Students, faculty and staff can sign up outside by visiting the Office of Career Development. Alumni may sign up by contacting Maureen McLaughlin, director of alumni relations at 215-248-7137 or email@example.com
For more information on what the day will entail or if you have any questions about getting involved, contact Juliana Mosley, officer for diversity and inclusion (215-242-7751 or firstname.lastname@example.org) or Ryan Murphy, director of service learning (215-248-7032 or email@example.com).
Big Griff at the Elmwood Park Zoo
Every year, National Bison Day is celebrated on the first Saturday in November, which this year was November 4. Since 2014, the Elmwood Park Zoo has also celebrated the birthday of their mascot, Bubby the Bison, on the same day. This year, Big Griff joined in the birthday fun and helped Bubby commemorate his fourth birthday alongside mascot pals, Swoop of the Philadelphia Eagles and Screwball of the Reading Fightin Phils, the Double-A affiliate of the Philadelphia Phillies.
Santa Claus Came to Town!
Dozens of wide-eyed children (and their families, with cameras in hand) joined Santa and Mrs. Claus for CHC's annual Breakfast with Santa on December 10. After a hearty meal, and some time spent coloring pictures and ornaments, the youngsters were more-than ready to visit with the couple from the North Pole.
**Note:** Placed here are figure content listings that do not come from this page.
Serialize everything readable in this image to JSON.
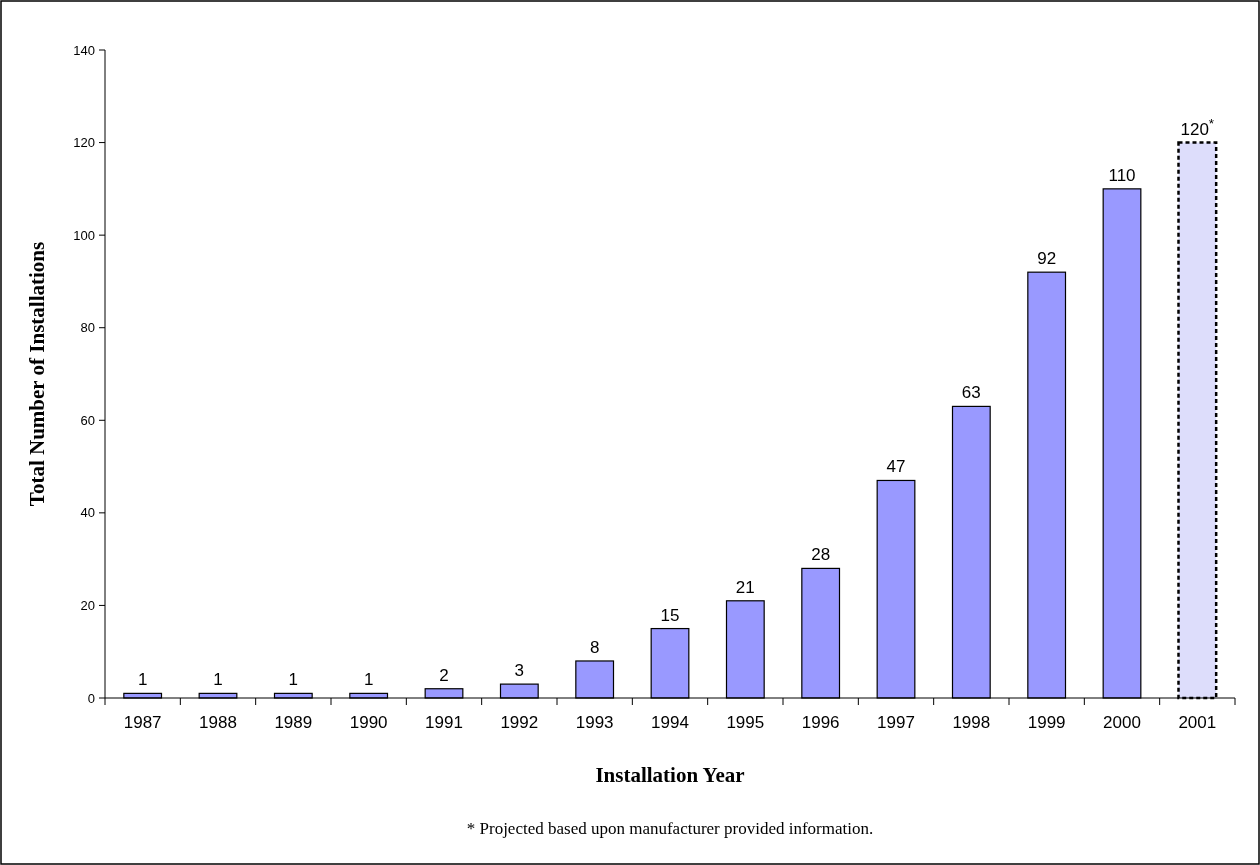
{
  "chart_data": {
    "type": "bar",
    "xlabel": "Installation Year",
    "ylabel": "Total Number of Installations",
    "categories": [
      "1987",
      "1988",
      "1989",
      "1990",
      "1991",
      "1992",
      "1993",
      "1994",
      "1995",
      "1996",
      "1997",
      "1998",
      "1999",
      "2000",
      "2001"
    ],
    "series": [
      {
        "color": "#9999ff",
        "line_style": "solid",
        "values": [
          1,
          1,
          1,
          1,
          2,
          3,
          8,
          15,
          21,
          28,
          47,
          63,
          92,
          110,
          null
        ],
        "value_labels": [
          "1",
          "1",
          "1",
          "1",
          "2",
          "3",
          "8",
          "15",
          "21",
          "28",
          "47",
          "63",
          "92",
          "110",
          null
        ]
      },
      {
        "color": "#ddddfb",
        "line_style": "dashed",
        "values": [
          null,
          null,
          null,
          null,
          null,
          null,
          null,
          null,
          null,
          null,
          null,
          null,
          null,
          null,
          120
        ],
        "value_labels": [
          null,
          null,
          null,
          null,
          null,
          null,
          null,
          null,
          null,
          null,
          null,
          null,
          null,
          null,
          "120$^{*}$"
        ]
      }
    ],
    "ylim": [
      0,
      140
    ],
    "yticks": [
      0,
      20,
      40,
      60,
      80,
      100,
      120,
      140
    ],
    "grid": false,
    "annotations": [
      "* Projected based upon manufacturer provided information."
    ]
  }
}
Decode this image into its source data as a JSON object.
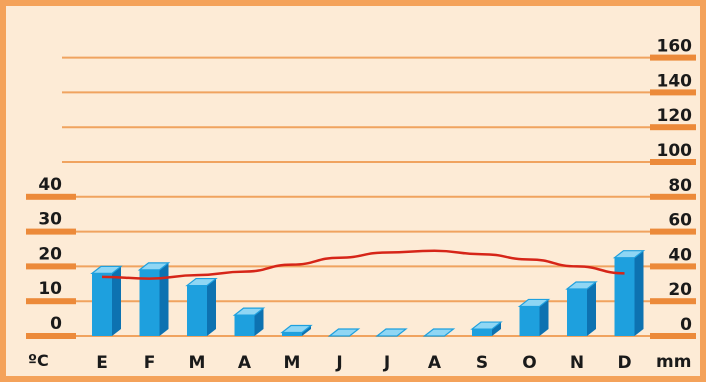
{
  "chart_data": {
    "type": "bar",
    "categories": [
      "E",
      "F",
      "M",
      "A",
      "M",
      "J",
      "J",
      "A",
      "S",
      "O",
      "N",
      "D"
    ],
    "series": [
      {
        "type": "bar",
        "axis": "right",
        "values": [
          36,
          38,
          29,
          12,
          2,
          0,
          0,
          0,
          4,
          17,
          27,
          45
        ]
      },
      {
        "type": "line",
        "axis": "left",
        "values": [
          17,
          16.5,
          17.5,
          18.5,
          20.5,
          22.5,
          24,
          24.5,
          23.5,
          22,
          20,
          18
        ]
      }
    ],
    "left_axis": {
      "unit": "ºC",
      "ticks": [
        "0",
        "10",
        "20",
        "30",
        "40"
      ],
      "range": [
        0,
        40
      ]
    },
    "right_axis": {
      "unit": "mm",
      "ticks": [
        "0",
        "20",
        "40",
        "60",
        "80",
        "100",
        "120",
        "140",
        "160"
      ],
      "range": [
        0,
        160
      ]
    },
    "grid": true
  },
  "colors": {
    "background": "#fdebd6",
    "border": "#f4a25a",
    "gridline": "#f0a35f",
    "tick_bar": "#ec8a3a",
    "bar_front": "#1ea0de",
    "bar_top": "#8fd6f4",
    "bar_side": "#0d72b1",
    "line": "#d62518"
  }
}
’Tis the Season for Giving
Chestnut Hill College recognizes its most generous annual donors with membership in the Fleur de Lis Society. Conceived in 2003, this society emphasized the importance of CHC’s Griffin Fund (annual fund) and was used to publically thank donors of $1,000 or more. These leadership gifts are vital to the ongoing operational success of the College.
Members receive a special fleur de lis pin — a symbol of unity representing the shared mission and core values between the College and the Sisters of Saint Joseph — that recognizes their steadfast commitment to the College and its students. The stylized lily is also part of the College seal and an iconic image to CHC.
To learn more about the Griffin Fund and ways in which to support Chestnut Hill College, visit https://www.chc.edu/give.
Author in the Classroom
Professor John Wall from Rutgers University visited CHC in late November and spoke to The World Justice and Care for Children class taught by Sara Kitchen, J.D. Wall earned his Ph.D. in Religious Ethics from the University of Chicago in 1999 and wrote the text used in Kitchen’s class, “Children’s Rights, Today’s Global Challenge.” In 2006, Wall also helped create North America’s first doctoral program in Childhood Studies.